Real-time streaming also has it's place in terms of on-stream event processing and analytics however data generally finds its way into a persistent store for further OLAP reporting and analytics. There are a plethora of per-event real-time streaming options.

The examples described above often require careful co-ordination of disjoint services and data sources. An accepted practice is to pull together large / complex Java, Scala or Python eco-systems and libraries to extract and reformat data in a strongly typed format before landing it into an object store / data lake or cloud-native data warehouse. Eruptr throws back to a simpler time, building on the knowledge that untyped text processing using awk, sed and other decades old tools vastly outperform most modern BigData eco-systems 95% of the time with identical data accuracy. The performance of such tooling also has a positive benefit to the environment - something we love @ VulknData.

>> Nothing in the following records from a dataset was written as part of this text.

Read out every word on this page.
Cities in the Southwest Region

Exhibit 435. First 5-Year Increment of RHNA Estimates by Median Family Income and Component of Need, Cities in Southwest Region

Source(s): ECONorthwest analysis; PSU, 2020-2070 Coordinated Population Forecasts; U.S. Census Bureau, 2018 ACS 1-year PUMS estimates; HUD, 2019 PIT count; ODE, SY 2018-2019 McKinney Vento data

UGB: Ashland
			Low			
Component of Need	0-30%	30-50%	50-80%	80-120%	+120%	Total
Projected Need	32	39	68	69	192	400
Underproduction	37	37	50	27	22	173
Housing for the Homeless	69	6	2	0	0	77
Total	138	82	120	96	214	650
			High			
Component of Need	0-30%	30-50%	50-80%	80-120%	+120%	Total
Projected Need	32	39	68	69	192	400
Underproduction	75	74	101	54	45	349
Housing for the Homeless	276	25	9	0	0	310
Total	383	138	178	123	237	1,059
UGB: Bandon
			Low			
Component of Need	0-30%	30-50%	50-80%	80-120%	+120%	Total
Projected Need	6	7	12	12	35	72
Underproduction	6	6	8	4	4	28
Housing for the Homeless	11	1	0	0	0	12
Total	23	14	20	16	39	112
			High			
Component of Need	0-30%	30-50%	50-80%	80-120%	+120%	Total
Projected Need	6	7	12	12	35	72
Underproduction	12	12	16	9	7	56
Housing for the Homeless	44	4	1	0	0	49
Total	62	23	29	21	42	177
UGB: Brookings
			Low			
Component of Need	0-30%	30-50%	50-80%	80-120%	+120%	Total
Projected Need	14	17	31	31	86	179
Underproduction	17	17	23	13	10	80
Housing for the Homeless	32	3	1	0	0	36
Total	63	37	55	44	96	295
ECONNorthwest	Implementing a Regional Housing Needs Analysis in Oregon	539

Eruptr is a hybrid of all the aforementioned patterns - streaming, ELT and ETL merge together to provide a straight forward and simple approach with both streaming and step-wise transformations. We call this LET but in reality all aspects of the above can be employed at different stages.

Eruptr Features

  • Specific support/target for ClickHouse and real-time workloads.
  • Declarative YAML driven ELT/ETL/LET pipeline configuration that mixes both batch and streaming transformation capability.
  • Template configurations - use stacked template engines, Jinja and Mako, in the one YAML document.
  • Multiple execution modes - model administration, data conversion, batch and streaming options.
  • Model deployment - describe target tables as part of the workflow and let Eruptr deploy them for you.
  • Data conversion - use eruptr to convert between multiple data formats from multiple source / object stores on the fly.
  • Extensible modular ecosystem. Users can author new modules - eruptr will automatically detect and load your modules:
    • drivers - Execution targets to deploy your workloads
    • engines - Create new data store execution engines
    • executors - High level process co-ordinators to mix batch and streaming modules
    • filters - Jinja template filters that can be used throughout your workflows
    • formats - Convert data sources without having to fire up Spark or employ complex layers of Java/Scala code
    • io - Interact with different data store endpoints and streaming systems
    • locks - Employ file, database or distributed key/value store locking for rapid data applications and co-ordinating multiple data stores
    • macros - Declare both SQL snippets and functions as Jinja, Mako or simple SQL macros for re-use
    • pipes - Simple Unix pipes streaming API - process text using gawk, awk, sed and other shell tools
    • tasks - Execute batch-style tasks from shell, scripts, embedded code or SQL
  • ClickHouse only features
    • Streaming SQL transformations using the pipes.clickhouse.local and io.clickhouse.write functions
    • Shard allocation / detection for data files
    • Distributed table management
    • Automatic model generation from raw SQL. No fancy DSL or YAML breakdown of your model required.
    • Automatic schema migrations for simple cases (columns, indexes, settings).